La vicenda ha inizio nel 2008, quando 18 persone vengono arrestate all’interno del Thomas Jefferson Memorial di Washington, colpevoli di aver recato disturbo ballando.
I membri della sicurezza del memoriale furono in seguito citati in giudizio, dal momento che gli arrestati asserivano di non aver commesso nulla di illegale, ma il giudice federale John D. Bates decise infine di assolvere le guardie, sostenendo che all’interno del memoriale occorreva tenere un atteggiamento rispettoso, e di conseguenza l’operato della sicurezza era giustificato.

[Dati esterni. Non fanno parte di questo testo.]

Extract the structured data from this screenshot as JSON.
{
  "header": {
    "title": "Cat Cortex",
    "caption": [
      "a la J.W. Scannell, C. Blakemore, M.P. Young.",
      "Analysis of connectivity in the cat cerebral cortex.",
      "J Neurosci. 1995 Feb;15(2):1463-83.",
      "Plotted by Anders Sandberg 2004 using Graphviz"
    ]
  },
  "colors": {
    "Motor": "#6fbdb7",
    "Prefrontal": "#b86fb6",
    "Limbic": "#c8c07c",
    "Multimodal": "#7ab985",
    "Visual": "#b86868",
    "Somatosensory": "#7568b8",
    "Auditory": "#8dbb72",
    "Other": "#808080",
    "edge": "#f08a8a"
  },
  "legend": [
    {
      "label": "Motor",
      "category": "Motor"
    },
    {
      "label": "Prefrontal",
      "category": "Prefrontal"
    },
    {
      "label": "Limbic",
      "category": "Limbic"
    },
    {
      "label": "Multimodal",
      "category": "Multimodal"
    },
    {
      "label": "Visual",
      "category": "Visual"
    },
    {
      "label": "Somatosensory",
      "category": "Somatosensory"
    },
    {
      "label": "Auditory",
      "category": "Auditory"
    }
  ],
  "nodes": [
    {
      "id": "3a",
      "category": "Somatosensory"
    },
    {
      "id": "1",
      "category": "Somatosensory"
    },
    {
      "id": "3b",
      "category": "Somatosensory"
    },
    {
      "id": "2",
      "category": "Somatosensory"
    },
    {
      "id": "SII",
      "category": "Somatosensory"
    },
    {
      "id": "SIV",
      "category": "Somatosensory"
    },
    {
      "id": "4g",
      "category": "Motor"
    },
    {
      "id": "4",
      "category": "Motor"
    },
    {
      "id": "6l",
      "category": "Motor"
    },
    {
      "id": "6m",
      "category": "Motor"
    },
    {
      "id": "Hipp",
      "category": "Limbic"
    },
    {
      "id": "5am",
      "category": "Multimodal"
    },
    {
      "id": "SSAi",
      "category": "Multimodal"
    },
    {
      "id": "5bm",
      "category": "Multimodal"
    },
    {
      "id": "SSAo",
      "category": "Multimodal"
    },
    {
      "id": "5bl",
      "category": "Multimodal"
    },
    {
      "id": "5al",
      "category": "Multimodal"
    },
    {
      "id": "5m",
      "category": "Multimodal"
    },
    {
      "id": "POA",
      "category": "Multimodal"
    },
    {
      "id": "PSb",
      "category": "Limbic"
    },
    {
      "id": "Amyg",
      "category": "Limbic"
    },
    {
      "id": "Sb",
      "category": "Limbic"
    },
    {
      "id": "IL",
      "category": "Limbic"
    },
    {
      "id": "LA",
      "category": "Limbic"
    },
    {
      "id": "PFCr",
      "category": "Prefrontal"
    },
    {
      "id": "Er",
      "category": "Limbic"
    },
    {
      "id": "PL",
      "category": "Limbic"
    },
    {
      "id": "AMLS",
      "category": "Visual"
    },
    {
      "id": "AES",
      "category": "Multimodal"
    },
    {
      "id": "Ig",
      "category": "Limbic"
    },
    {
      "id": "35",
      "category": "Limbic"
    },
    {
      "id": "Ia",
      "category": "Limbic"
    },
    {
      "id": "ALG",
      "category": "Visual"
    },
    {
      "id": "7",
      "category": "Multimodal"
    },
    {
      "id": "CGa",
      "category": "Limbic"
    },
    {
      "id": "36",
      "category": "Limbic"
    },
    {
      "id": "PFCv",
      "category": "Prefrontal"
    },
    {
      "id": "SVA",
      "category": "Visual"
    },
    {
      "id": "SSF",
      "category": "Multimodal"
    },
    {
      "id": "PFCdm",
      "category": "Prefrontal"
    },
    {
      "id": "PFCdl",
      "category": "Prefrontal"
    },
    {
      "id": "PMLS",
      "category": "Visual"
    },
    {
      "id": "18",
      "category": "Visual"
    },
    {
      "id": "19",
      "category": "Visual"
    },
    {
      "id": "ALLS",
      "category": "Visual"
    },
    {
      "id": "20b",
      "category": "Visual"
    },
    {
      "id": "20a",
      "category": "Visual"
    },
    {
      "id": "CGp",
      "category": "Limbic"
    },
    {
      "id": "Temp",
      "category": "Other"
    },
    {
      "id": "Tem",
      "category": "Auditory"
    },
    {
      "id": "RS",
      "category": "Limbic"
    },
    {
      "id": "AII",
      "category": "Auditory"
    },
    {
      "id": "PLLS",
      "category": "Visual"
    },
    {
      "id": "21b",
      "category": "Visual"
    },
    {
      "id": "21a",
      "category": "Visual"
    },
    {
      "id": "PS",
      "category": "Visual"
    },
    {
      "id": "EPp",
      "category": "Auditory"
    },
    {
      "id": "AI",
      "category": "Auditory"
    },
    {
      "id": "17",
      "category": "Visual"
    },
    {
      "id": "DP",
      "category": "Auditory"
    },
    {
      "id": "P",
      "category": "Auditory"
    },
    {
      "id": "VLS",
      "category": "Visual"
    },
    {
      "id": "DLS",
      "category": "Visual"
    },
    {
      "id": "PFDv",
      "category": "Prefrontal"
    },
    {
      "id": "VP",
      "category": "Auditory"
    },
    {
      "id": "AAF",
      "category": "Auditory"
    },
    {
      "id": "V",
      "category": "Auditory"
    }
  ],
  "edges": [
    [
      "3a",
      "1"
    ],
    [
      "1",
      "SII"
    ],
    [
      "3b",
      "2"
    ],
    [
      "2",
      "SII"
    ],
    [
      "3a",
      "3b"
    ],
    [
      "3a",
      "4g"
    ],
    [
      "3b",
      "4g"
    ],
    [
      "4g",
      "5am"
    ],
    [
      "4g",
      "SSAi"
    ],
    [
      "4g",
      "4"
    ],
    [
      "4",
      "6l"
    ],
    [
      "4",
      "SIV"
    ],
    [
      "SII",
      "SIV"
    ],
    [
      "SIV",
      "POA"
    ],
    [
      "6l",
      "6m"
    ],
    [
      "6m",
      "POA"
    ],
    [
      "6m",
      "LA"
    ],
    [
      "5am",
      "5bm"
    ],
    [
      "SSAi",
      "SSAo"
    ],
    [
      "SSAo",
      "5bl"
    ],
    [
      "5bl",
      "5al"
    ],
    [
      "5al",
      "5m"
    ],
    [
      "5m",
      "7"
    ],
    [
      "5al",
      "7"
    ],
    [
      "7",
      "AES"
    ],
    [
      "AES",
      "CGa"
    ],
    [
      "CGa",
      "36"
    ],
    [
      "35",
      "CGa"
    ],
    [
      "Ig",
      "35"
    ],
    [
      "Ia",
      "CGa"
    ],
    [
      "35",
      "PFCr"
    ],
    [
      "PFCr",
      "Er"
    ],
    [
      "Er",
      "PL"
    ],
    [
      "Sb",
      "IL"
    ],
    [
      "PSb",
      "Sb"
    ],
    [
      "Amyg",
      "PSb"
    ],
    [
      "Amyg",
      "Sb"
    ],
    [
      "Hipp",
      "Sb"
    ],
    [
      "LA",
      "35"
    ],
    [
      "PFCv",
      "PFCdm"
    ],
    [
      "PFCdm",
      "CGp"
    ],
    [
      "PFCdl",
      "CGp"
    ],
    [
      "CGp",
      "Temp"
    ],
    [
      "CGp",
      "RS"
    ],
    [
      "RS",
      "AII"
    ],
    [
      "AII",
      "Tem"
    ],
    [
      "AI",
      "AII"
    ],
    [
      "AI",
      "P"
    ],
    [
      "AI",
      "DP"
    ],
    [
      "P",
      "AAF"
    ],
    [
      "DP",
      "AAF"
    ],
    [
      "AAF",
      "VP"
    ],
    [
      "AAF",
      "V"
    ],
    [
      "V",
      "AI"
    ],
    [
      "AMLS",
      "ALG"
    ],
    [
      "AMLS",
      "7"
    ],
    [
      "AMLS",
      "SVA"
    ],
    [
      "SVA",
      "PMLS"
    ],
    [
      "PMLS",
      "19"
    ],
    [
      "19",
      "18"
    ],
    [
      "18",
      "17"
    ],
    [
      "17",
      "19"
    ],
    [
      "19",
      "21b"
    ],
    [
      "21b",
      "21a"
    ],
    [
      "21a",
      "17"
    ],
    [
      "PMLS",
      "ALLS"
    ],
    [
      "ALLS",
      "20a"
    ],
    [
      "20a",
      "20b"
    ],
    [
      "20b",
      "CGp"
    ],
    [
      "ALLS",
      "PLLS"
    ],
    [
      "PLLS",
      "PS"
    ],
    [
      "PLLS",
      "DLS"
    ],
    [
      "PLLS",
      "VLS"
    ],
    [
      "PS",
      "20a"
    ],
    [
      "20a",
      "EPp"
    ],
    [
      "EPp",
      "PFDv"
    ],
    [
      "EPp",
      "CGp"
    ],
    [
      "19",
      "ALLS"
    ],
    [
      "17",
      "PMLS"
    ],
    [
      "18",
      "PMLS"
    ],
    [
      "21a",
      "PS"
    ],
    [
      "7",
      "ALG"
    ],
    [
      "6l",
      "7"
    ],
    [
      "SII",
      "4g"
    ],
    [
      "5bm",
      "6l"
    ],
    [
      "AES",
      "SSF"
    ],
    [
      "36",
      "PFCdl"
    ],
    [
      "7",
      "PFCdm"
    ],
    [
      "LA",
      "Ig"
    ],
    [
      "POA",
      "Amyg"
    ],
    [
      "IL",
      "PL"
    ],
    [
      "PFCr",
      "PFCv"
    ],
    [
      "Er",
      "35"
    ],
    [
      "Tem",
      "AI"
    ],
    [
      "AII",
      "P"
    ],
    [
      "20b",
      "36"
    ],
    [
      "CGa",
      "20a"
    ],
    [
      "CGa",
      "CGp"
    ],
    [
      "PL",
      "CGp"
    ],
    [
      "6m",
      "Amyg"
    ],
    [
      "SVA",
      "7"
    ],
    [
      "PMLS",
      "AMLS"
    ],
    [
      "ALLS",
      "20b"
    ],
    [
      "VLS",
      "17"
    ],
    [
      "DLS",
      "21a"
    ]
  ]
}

Appresa quindi questa sentenza, qualche giorno fa un piccolo gruppo di attivisti decise di organizzare una giornata di “disobbedienza civile”, una piccola manifestazione in cui i “contestatori” avrebbero ballato all’interno del memoriale, senza disturbare con rumori e suoni le altre persone, limitandosi al massimo ad ascoltare la musica per mezzo delle cuffie.
Quello che è successo in seguito si può vedere nel video: le guardie avvicinano gli attivisti che ballano chiedendo loro di smettere, ed al loro reiterato rifiuto procedono agli arresti in maniera molto energica.

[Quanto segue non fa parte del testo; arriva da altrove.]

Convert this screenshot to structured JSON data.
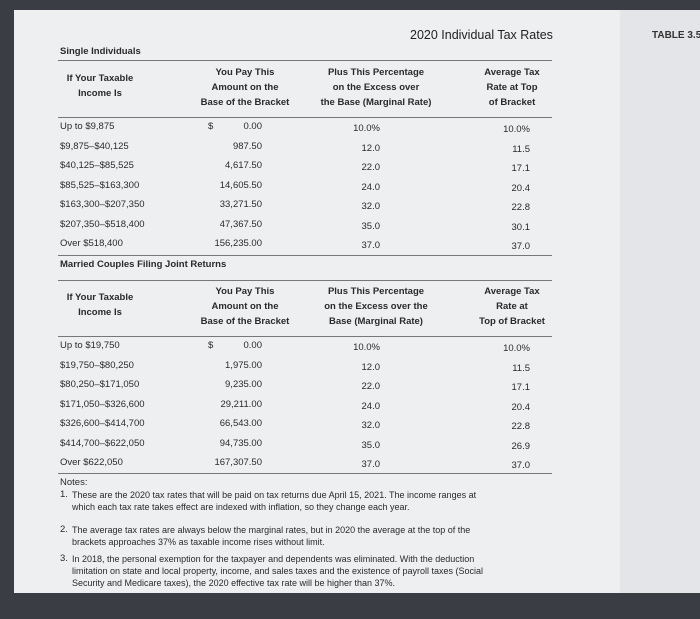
{
  "header": {
    "title": "2020 Individual Tax Rates",
    "table_label": "TABLE 3.5"
  },
  "sections": [
    {
      "title": "Single Individuals",
      "columns": [
        [
          "If Your Taxable",
          "Income Is"
        ],
        [
          "You Pay This",
          "Amount on the",
          "Base of the Bracket"
        ],
        [
          "Plus This Percentage",
          "on the Excess over",
          "the Base (Marginal Rate)"
        ],
        [
          "Average Tax",
          "Rate at Top",
          "of Bracket"
        ]
      ],
      "rows": [
        [
          "Up to $9,875",
          "$",
          "0.00",
          "10.0%",
          "10.0%"
        ],
        [
          "$9,875–$40,125",
          "",
          "987.50",
          "12.0",
          "11.5"
        ],
        [
          "$40,125–$85,525",
          "",
          "4,617.50",
          "22.0",
          "17.1"
        ],
        [
          "$85,525–$163,300",
          "",
          "14,605.50",
          "24.0",
          "20.4"
        ],
        [
          "$163,300–$207,350",
          "",
          "33,271.50",
          "32.0",
          "22.8"
        ],
        [
          "$207,350–$518,400",
          "",
          "47,367.50",
          "35.0",
          "30.1"
        ],
        [
          "Over $518,400",
          "",
          "156,235.00",
          "37.0",
          "37.0"
        ]
      ]
    },
    {
      "title": "Married Couples Filing Joint Returns",
      "columns": [
        [
          "If Your Taxable",
          "Income Is"
        ],
        [
          "You Pay This",
          "Amount on the",
          "Base of the Bracket"
        ],
        [
          "Plus This Percentage",
          "on the Excess over the",
          "Base (Marginal Rate)"
        ],
        [
          "Average Tax",
          "Rate at",
          "Top of Bracket"
        ]
      ],
      "rows": [
        [
          "Up to $19,750",
          "$",
          "0.00",
          "10.0%",
          "10.0%"
        ],
        [
          "$19,750–$80,250",
          "",
          "1,975.00",
          "12.0",
          "11.5"
        ],
        [
          "$80,250–$171,050",
          "",
          "9,235.00",
          "22.0",
          "17.1"
        ],
        [
          "$171,050–$326,600",
          "",
          "29,211.00",
          "24.0",
          "20.4"
        ],
        [
          "$326,600–$414,700",
          "",
          "66,543.00",
          "32.0",
          "22.8"
        ],
        [
          "$414,700–$622,050",
          "",
          "94,735.00",
          "35.0",
          "26.9"
        ],
        [
          "Over $622,050",
          "",
          "167,307.50",
          "37.0",
          "37.0"
        ]
      ]
    }
  ],
  "notes": {
    "label": "Notes:",
    "items": [
      {
        "number": "1.",
        "lines": [
          "These are the 2020 tax rates that will be paid on tax returns due April 15, 2021. The income ranges at",
          "which each tax rate takes effect are indexed with inflation, so they change each year."
        ]
      },
      {
        "number": "2.",
        "lines": [
          "The average tax rates are always below the marginal rates, but in 2020 the average at the top of the",
          "brackets approaches 37% as taxable income rises without limit."
        ]
      },
      {
        "number": "3.",
        "lines": [
          "In 2018, the personal exemption for the taxpayer and dependents was eliminated. With the deduction",
          "limitation on state and local property, income, and sales taxes and the existence of payroll taxes (Social",
          "Security and Medicare taxes), the 2020 effective tax rate will be higher than 37%."
        ]
      }
    ]
  }
}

Si possono avere diversi pareri sull’accaduto: innanzitutto può sembrare, leggittimamente, un episodio di poca importanza.
Si tratta in fondo di poche persone, forse un po’ fanatiche, che vanno volontariamente a mettersi nei guai per avere poi il pretesto di gridare contro la “repressione”.
Qualcuno potrebbe quindi pensare che in effetti se la sono proprio “andata a cercare”, ed il loro atteggiamento irriverente nei confronti delle guardie non poteva che condurre ad una conclusione simile.

Tutto questo è sicuramente vero, in parte.
Resta comunque il fatto che ci si trova di fronte ad una sentenza davvero assurda: vietare di ballare in un luogo pubblico, pena l’arresto, è sicuramente uno di quegli atti che non fa altro che evidenziare la volontà di controllo del potere centrale nei confronti dei suoi sudditi.
Senza contare che, almeno nel caso in questione, le persone che ballavano non recavano nessun disturbo agli altri visitatori; la coppia che si vede ballare all’inizio, addirittura, si limita ad un semplice ed innocuo lento: si può dire che semplicemente si dondolavano stando abbracciati.

E tutta l’agitazione che segue nasce nel momento in cui i membri della sicurezza decidono che quelle persone “tecnicamente” stavano ballando, infrangendo quindi la legge.
E proprio in questo, a prescindere da tutto il resto, sta l’intera assurdità della vicenda.
C’è qualcosa che effettivamente non funziona in una società in cui una coppia non può abbracciarsi e dondolarsi ritmicamente in pubblico (si pensi ad esempio ai titoloni dei giornali se qualcosa di simile fosse successo, poniamo, in Iran).
Senza poi considerare il modo in cui i “trasgressori” vengono immobilizzati in seguito ed arrestati (la mossa da lotta libera al minuto 2.04 appare oltremodo gratuita, obbiettivamente).

Andando oltre quindi il piccolo episodio in questione, viene da chiedersi se quei manifestanti fossero dei semplici esaltati in cerca di guai, oppure se forse infrangere leggi palesemente ridicole sia in fondo un atto meno folle di quanto possa apparire, una ultima rivendicazione del proprio essere umani, con un briciolo di libertà ancora a disposizione.